議決権に差がある株を採用の企業、シンガポール取引所上場が可能に

シンガポール取引所(SGX)は6月26日、同日付で議決権に差がある株(DCS)を発行している企業のメーンボードへの上場を認めると発表した。

 

DCSは持ち株比率と議決権比率を分離することで、証券市場で資金を調達しても創業者や経営者が会社のコントロール権を持ち続けることができる仕組み。

 

SGXのロー・ブーンチャイ最高経営責任者は声明で「事業の急速な拡大のため資金を必要とする起業家が長期戦略を執行する能力を保持しつつ、上場の道も開かれているカナダ、欧州、米国の取引所の仲間入りをSGXは今日果たす」と述べた。

 

香港取引所も約2カ月前、DCSを容認する方針に転換しており、中国のスマホメーカー、小米科技が第1号の上場案件となる見通しだ。

 

SGXはDCSに付随する企業統治上のリスクを軽減するための措置も導入した。
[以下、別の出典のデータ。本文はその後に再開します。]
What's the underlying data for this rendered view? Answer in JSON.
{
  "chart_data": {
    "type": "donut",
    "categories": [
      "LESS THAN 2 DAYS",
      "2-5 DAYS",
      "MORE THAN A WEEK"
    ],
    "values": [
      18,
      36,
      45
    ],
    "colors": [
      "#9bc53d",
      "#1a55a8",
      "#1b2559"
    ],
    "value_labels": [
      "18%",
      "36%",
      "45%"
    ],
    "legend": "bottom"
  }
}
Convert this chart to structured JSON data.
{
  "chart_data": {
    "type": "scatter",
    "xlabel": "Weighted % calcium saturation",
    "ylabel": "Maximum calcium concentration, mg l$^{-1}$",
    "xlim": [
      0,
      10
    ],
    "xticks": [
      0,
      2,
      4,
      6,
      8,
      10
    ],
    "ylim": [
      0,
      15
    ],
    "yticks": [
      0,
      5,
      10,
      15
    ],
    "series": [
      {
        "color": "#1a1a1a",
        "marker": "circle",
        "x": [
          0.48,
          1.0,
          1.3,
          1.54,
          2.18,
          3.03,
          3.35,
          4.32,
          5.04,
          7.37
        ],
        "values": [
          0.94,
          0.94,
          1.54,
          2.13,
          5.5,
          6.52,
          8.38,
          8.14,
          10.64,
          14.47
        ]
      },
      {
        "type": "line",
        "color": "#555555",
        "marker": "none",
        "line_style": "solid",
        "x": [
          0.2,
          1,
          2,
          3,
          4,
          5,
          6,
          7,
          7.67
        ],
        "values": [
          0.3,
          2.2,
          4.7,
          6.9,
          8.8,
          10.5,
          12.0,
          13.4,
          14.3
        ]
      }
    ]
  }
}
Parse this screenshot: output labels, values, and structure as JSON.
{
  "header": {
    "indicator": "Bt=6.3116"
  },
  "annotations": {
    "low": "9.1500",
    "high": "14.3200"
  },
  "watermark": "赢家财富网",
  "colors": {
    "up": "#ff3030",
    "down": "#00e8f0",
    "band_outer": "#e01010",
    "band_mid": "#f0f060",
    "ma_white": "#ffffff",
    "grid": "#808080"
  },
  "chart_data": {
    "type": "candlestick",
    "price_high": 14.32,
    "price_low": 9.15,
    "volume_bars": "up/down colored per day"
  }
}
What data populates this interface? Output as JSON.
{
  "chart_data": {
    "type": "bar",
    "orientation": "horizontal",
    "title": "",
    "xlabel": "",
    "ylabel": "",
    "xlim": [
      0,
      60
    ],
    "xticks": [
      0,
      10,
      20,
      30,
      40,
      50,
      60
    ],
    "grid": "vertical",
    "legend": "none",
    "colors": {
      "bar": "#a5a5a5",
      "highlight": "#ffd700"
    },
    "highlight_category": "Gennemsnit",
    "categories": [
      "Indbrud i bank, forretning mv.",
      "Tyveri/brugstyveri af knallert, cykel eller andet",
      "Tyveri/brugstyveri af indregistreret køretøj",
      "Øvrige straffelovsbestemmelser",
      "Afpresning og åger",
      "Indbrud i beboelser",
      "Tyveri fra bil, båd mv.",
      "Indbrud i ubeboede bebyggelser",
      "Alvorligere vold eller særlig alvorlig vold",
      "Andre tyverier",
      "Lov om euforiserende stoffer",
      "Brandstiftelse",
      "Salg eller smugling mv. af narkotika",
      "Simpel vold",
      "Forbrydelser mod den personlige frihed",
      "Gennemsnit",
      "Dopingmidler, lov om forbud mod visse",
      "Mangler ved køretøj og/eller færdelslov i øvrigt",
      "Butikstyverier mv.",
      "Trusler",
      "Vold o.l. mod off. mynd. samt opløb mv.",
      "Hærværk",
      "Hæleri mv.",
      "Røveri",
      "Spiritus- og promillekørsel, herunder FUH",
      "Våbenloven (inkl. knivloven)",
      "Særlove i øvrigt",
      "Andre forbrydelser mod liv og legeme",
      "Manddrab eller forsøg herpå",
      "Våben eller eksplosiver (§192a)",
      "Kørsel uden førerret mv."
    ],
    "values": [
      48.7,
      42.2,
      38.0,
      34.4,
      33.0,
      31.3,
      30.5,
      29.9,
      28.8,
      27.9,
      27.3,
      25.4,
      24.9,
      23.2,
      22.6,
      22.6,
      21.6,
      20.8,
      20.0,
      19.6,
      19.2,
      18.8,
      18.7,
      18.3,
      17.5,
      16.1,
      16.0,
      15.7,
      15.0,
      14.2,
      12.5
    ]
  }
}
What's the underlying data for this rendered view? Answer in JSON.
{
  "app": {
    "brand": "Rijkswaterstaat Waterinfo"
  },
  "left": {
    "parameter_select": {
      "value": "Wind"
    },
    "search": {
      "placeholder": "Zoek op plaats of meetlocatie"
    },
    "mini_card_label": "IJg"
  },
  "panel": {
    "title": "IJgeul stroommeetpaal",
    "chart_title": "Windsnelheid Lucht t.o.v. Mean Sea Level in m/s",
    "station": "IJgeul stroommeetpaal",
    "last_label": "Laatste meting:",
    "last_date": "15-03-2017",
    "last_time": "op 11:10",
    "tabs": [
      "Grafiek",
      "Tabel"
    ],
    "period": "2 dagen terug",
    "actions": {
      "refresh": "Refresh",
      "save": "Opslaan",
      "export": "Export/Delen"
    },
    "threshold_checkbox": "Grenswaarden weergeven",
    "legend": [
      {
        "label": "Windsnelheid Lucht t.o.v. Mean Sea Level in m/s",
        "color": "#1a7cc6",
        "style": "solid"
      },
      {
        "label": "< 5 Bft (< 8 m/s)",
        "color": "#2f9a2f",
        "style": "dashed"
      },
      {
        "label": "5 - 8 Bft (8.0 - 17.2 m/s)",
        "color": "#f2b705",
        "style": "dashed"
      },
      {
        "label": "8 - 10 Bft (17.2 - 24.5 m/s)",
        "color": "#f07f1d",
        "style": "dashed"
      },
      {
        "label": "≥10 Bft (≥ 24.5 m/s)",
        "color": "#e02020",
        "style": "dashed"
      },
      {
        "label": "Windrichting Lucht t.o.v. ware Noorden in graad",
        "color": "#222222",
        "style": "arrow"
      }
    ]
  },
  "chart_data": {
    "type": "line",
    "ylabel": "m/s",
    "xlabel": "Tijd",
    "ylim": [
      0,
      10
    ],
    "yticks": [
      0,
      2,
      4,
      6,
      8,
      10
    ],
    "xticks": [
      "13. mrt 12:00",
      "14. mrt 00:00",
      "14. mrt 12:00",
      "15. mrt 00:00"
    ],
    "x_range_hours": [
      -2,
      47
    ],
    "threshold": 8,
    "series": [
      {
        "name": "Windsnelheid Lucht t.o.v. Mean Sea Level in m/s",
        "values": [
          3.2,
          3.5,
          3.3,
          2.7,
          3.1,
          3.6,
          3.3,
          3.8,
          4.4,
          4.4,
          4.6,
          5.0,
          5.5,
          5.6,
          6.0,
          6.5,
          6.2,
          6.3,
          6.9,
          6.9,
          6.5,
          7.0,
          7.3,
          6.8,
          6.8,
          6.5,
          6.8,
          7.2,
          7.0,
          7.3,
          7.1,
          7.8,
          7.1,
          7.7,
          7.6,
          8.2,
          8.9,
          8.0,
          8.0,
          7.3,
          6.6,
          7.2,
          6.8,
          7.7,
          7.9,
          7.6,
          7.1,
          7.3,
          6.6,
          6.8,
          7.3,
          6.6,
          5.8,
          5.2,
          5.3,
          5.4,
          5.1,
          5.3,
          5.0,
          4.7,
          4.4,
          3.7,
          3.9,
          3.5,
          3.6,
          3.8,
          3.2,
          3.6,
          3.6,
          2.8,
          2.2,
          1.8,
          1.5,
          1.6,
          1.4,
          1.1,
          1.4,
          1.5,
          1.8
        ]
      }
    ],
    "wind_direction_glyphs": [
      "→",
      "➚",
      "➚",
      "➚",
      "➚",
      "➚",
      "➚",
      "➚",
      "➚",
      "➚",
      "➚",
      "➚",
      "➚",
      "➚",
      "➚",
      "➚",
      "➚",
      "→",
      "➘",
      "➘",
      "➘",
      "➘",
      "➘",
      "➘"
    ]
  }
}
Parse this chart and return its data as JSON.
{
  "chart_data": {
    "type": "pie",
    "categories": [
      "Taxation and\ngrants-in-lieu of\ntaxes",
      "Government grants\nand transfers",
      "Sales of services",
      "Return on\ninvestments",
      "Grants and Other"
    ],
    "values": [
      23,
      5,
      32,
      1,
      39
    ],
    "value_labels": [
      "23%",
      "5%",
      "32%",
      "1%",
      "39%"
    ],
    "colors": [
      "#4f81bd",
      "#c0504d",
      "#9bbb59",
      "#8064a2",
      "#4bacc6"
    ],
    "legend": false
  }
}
複数議決権(MV)株の議決権数は1株に付き最大10で、一定条件の下、MV株はいずれ普通株になる。

 

社外取締役、監査役の任命、議決権数の変更、逆買収、清算、上場廃止を議決する際は、全ての株の議決権は1票とされる。

 

シンガポール金融管理庁(MAS)は、SGXのMV株制度はバランスがとれており、投資家には投資の選択肢が増え、シンガポール市場がさらに活性化する、との見解を示した。

 

DBSグループによると、テクノロジー分野のスタートアップや一族経営企業がDCS方式でのSGX上場を目指す可能性がある。